The pharmaceutical industry's R&D intensity—R&D spending as a share of net revenues—has risen significantly, driven by small firms focusing on research and larger firms on clinical trials and product improvement.

R&D Costs for a New Drug

Developing a new drug involves substantial R&D costs, including preclinical research, clinical trials, and capital costs due to the funds tied up over many years. Approximately 12% of drugs entering clinical trials make it to market, with average development costs ranging from $1 billion to $2 billion per new drug.

Preclinical Phase

The preclinical phase, lasting around 31 months, comprises a significant portion of total R&D spending despite its shorter duration compared to clinical trials. Many drugs developed in preclinical stages never advance to clinical trials.

Clinical Trials Phase

Clinical trials, divided into four phases, are costlier and longer due to the involvement of many participants.

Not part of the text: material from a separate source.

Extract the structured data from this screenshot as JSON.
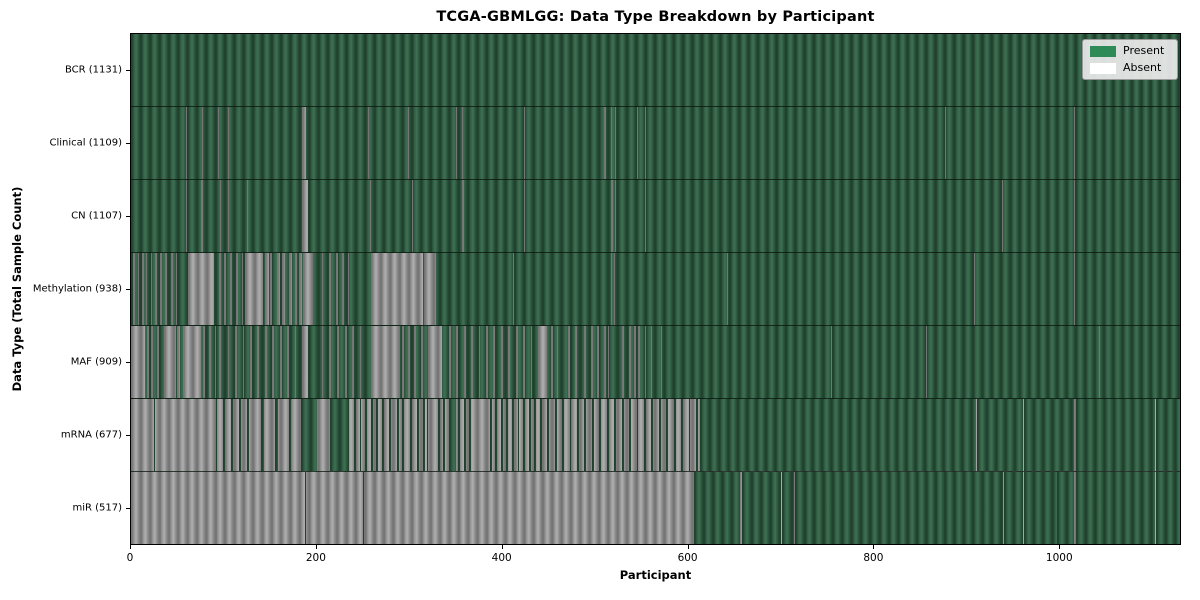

  • Phase I trials assess safety in a small group of healthy volunteers.
  • Phase II trials involve people with the targeted medical condition to evaluate biological activity and side effects.
  • Phase III trials test the drug's clinical effectiveness in larger groups for years.
  • Phase IV trials monitor side effects and efficacy after the drug reaches the market.

Most drugs undergoing clinical trials are not ultimately approved. Companies spend significant amounts on clinical trials, covering costs for failed drugs as well.

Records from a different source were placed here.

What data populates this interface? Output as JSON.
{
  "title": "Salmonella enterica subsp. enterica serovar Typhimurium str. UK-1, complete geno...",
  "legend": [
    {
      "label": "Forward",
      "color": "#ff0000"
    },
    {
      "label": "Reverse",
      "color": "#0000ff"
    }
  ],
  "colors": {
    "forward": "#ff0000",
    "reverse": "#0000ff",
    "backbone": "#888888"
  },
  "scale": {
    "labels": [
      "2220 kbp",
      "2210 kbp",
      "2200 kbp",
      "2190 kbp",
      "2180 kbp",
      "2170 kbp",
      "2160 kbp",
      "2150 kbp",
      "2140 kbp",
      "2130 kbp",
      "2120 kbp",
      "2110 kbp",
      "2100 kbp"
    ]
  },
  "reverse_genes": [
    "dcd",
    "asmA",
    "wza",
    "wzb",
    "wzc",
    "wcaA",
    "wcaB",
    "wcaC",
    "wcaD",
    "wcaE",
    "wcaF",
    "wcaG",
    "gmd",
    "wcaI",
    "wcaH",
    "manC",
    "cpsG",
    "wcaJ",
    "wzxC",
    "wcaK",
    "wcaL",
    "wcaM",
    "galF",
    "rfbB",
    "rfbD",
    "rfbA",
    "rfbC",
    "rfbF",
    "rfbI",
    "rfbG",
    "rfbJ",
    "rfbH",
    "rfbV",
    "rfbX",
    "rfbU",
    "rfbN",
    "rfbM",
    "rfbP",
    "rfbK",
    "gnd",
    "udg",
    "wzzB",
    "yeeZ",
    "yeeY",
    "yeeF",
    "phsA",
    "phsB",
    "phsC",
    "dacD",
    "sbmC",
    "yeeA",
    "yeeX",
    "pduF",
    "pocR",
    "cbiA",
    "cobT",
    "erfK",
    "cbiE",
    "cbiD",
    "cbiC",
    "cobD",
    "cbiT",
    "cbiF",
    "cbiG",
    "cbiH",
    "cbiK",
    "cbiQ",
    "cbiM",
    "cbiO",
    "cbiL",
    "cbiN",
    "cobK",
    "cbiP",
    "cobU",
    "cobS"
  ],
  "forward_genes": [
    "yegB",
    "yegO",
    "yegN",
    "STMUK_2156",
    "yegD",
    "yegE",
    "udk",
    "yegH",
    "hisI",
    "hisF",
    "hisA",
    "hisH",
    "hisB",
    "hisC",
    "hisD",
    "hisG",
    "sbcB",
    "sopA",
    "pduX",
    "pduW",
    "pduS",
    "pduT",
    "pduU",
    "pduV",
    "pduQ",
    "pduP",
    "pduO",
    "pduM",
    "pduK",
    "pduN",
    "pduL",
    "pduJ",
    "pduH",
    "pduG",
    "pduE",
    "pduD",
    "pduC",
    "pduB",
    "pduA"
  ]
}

In the sample mentioned, companies spent an average of $1,065 million per approved new drug in clinical trials. Costs escalate through successive phases, with phase III trials being the most expensive.

Capital Costs of R&D

Besides the direct R&D expenses, drug companies incur capital costs due to the long lag between investment and the return on investment. These capital costs can be nearly equal to the actual R&D expenditures.

Policies Impacting R&D Costs

The federal government influences pharmaceutical R&D costs through various policies, including funding for biomedical research, tax incentives, and regulations affecting market exclusivity, generic and biosimilar drugs, and clinical trials.

Vaccine Development

The federal government also plays a crucial role in vaccine development, both by creating demand through programs like Vaccines for Children and by compensating manufacturers for adverse reactions under the Vaccine Injury Compensation Fund. Recent substantial investments in COVID-19 vaccine development highlight this support.